We’ve made a lot of mistakes building this feature [Beacon], but we’ve made even more with how we’ve handled them [the mistakes]. We simply did a bad job with this release, and I apologize for it. (Facebook blog)
Facebook CEO, Mark Zuckerberg, has once again apologized to the Facebook community for the company’s controversial Beacon ad system. This, I believe, is the second apology since Beacon was released. And this is the nth time that Facebook has apologized to the community about privacy invasion.
For those who are unsure what Beacon is, it’s a new ad platform, on Facebook. It’s best described as a tool that tracks your actions even outside of Facebook and reports them back to Facebook.
Beacon, part of the company’s new ad platform, tracks certain actions of Facebook users on some external sites, like Blockbusterand Fandango, in order to report those actions back to users’ Facebook friends network.
The idea is to generate advertising that is more effective because it is intricately combined with people’s social circle, so that products and services are promoted in a more organic way via the actions of friends and family. (PCWorld)
I don’t get how it even gets this far, to be honest. There’s a board of directors that I’m sure goes over these things — how do they let these things go through? Don’t they realize that these things can be invasive to their users? Or, perhaps, Facebook is just fully obsessed with turning a profit and justifying their ten-billion-dollar price tag.
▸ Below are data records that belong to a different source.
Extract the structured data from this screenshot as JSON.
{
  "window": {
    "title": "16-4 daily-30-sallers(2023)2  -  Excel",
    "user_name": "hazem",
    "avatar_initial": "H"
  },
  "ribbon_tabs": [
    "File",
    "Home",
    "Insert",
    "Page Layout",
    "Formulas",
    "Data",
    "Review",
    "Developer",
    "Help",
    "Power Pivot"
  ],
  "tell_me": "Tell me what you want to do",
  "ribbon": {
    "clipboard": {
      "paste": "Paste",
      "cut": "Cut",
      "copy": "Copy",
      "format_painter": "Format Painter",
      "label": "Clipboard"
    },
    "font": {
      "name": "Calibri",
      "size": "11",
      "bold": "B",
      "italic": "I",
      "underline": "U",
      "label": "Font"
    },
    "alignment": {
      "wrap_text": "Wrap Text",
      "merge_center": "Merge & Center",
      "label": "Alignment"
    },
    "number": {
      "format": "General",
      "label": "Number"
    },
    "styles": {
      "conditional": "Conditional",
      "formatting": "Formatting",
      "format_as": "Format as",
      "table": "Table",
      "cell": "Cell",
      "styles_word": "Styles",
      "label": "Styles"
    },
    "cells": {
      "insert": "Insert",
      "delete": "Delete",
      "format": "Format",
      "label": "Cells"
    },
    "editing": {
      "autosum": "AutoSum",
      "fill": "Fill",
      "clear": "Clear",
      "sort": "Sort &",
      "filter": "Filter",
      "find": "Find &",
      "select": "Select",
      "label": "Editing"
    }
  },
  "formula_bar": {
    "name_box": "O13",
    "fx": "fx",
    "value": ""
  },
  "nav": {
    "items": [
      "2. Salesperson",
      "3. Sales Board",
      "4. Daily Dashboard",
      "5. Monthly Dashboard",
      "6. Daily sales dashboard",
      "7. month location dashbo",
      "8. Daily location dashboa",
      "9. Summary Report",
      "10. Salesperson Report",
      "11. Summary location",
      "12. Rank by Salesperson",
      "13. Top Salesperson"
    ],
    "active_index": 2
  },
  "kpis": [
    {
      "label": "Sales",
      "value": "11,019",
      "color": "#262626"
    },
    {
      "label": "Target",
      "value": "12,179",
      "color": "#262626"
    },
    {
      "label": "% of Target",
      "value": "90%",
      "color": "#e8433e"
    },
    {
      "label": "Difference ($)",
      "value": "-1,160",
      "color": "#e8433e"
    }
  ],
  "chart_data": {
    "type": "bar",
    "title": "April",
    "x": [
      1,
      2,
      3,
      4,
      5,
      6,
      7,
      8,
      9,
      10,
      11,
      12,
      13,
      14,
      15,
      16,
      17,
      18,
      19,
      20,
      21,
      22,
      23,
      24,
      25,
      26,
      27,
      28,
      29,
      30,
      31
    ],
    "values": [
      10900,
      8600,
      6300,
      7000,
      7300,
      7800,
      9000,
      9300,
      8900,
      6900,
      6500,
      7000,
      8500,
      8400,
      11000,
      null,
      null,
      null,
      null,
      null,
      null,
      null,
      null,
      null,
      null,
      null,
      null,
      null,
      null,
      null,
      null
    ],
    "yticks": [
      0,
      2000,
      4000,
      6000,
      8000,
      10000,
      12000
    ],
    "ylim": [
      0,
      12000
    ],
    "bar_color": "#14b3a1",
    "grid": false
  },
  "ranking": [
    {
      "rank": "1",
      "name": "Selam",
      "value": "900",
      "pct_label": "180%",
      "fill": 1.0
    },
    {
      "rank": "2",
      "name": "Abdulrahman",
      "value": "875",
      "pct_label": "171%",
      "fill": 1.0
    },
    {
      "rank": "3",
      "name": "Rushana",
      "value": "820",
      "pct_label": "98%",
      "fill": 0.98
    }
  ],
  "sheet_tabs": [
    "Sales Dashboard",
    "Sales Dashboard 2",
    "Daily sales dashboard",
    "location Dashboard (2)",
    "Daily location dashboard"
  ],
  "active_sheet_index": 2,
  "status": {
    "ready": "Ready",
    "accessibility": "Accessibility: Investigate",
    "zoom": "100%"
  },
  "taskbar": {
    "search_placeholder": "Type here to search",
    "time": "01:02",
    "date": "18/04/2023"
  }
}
Regardless, my patience with FB is growing thin. I’ve thought about cancelling my account, but there are just too many contacts on FB that I’d like to stay in touch with. I think, however, I will remove most of my information from FB. I do currently have some key information on there (phone number, address, etc), and sadly, I no longer trust FB with my information. They’ve shown time and time again that FB users are just a means to sell advertising. FB is no longer about conecting friends; those times are long gone. Instead, it’s about monetizing the beast.
They should really realize how to balance the two — profits and user-satisfaction Sure, it may mean not turning a huge profit, but in the end, they won’t have community backlash like they experience every time a new feature is rolled out.